Casualties are far higher on the Ukraine side than on the Russian side, disastrous as this is in total. Pro-Western outfits are scouring every Russian source they can find, putting names to the Russian dead, and it's nowhere near what is obvious on the Ukrainian side, where cemeteries are adding entire massive new sections by the week. It is in Ukraine that military authorities are literally grabbing men off the street and sending them into battle with no training. Videos are readily available of this, and increasingly, of civilians pummeling the military commissars to free the man being grabbed. It won't be long before shooting occurs in these encounters. Among those being forcibly conscripted are people with physical and mental disabilities. On the Russian side, thousands of men are volunteering every month.
It's rather useless to say "this is a disaster," without analyzing which side pushed for war, and which side (without its own skin in the game, pun very much intended) has prevented reasonable negotiated solutions while providing billions of dollars of arms and ammunition to the post-coup regimes. Ukraine is now an economic basket case, and its military is on the verge of crumbling. Yet instead of seeking a way out, Zelensky and his US/NATO backers are pushing thousands of reserves toward the meat-grinder of Avdeevka, which will turn out the same as in Bakhmut. Ukraine - and NATO as well, whose industrial base is shriveling, incapable of producing weapons and ammunition at scale - is in fact being demilitarized. The more that happens, the sooner the killing will end.

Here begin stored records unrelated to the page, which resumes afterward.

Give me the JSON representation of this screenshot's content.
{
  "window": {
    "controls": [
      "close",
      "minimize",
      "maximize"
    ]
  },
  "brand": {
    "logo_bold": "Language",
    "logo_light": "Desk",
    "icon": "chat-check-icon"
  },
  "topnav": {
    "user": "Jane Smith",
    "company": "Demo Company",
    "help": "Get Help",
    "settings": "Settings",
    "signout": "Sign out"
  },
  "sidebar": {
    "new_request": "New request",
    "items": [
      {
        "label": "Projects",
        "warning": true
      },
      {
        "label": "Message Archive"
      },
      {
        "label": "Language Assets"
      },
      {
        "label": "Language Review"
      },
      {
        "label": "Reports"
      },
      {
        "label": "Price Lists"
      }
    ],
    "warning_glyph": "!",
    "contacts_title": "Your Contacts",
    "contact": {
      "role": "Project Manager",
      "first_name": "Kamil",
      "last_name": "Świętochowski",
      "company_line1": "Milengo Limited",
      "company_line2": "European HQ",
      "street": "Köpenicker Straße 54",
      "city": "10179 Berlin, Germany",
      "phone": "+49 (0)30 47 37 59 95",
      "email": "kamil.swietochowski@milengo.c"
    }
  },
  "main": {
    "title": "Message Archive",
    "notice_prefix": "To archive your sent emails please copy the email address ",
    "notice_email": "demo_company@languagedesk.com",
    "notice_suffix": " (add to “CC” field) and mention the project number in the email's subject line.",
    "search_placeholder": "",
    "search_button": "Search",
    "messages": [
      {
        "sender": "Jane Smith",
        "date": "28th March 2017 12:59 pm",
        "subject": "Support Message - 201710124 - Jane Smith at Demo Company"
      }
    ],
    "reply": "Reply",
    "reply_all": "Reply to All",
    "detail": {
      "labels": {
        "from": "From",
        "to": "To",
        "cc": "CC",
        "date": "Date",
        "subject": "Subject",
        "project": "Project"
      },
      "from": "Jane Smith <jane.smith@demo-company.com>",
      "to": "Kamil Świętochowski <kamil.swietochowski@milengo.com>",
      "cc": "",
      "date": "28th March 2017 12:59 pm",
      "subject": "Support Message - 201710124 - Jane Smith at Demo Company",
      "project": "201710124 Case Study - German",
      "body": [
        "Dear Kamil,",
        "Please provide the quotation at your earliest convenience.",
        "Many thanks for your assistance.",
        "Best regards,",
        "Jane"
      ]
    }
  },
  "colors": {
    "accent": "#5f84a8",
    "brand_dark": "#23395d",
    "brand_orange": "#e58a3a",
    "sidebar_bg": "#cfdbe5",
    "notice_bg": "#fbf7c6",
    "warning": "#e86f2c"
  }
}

Russia didn't want this war. At this stage, however, it will finish it. Slow to mount, fast to ride...
Yes, Russia is strengthening through this process. The response to sanctions, combined with the demands of war production, has resulted in tremendous gains in import substitution, in everything from food to manufacturing. If you follow Gilbert Doctorow, who has many decades of on-the-ground experience in post-Soviet Russia, you'll get reports of how society is functioning, what's available in the supermarkets and stores, infrastructure projects, etc. Russia is now the fifth largest economy in the world (after China, the US, India and Japan, ahead of Germany). Anyone still babbling about a "gas station with nukes" is a fool. Unfortunately, too many of those fools occupy high positions in the US and UK governments and thinktanks.